The impression on entering the hall at Ferney is a painful one, for a picture hangs in it that offers an irrefragable proof of the overweening vanity of Voltaire. It represents him offering the Henriade to Apollo, who has descended to receive it. The Temple of Memory is seen in the distance, with Fame approaching it, and pointing to the Henriade. Voltaire is surrounded by the Muses and Graces. The characters in the Henriade are also presented, and the authors who attacked him are pourtrayed as falling into the gulf which yawns to receive them. Envy and her train are prostrate at the feet of Voltaire; and, to crown all, the family of Calas are drawn into the picture. Vanity of vanities, how pitiable in such a writer !

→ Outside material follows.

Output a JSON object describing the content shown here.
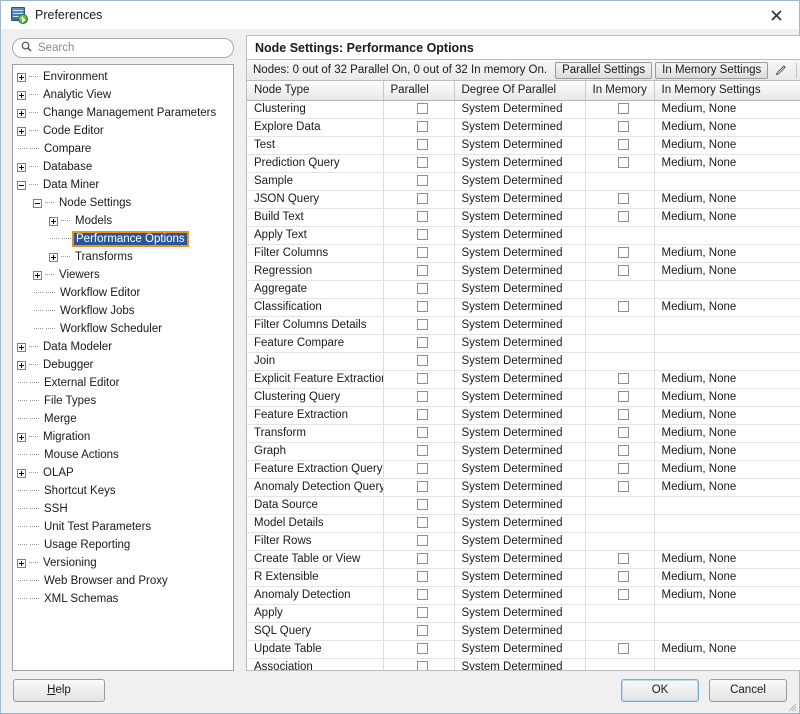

The portraits of Frederic the Great of Prussia, Catherine the Second of Russia, the Marquise du Châtelet, and Le Kain, hang in the bed-room of Voltaire, with his own portrait in the centre. That of the Marquise du Châtelet has an air of individuality that vouches for its resemblance to the original. The countenance is piquant, lively, and intelligent; and the dress and air denote the united pretensions of a coquette and a bas-bleu. She is represented with a pair of compasses in her hand, and the affected posture of the fingers, with the rings that adorn them, prove that the woman was not forgotten in the mathematician, and that she who commented upon Newton, neglected not the graces.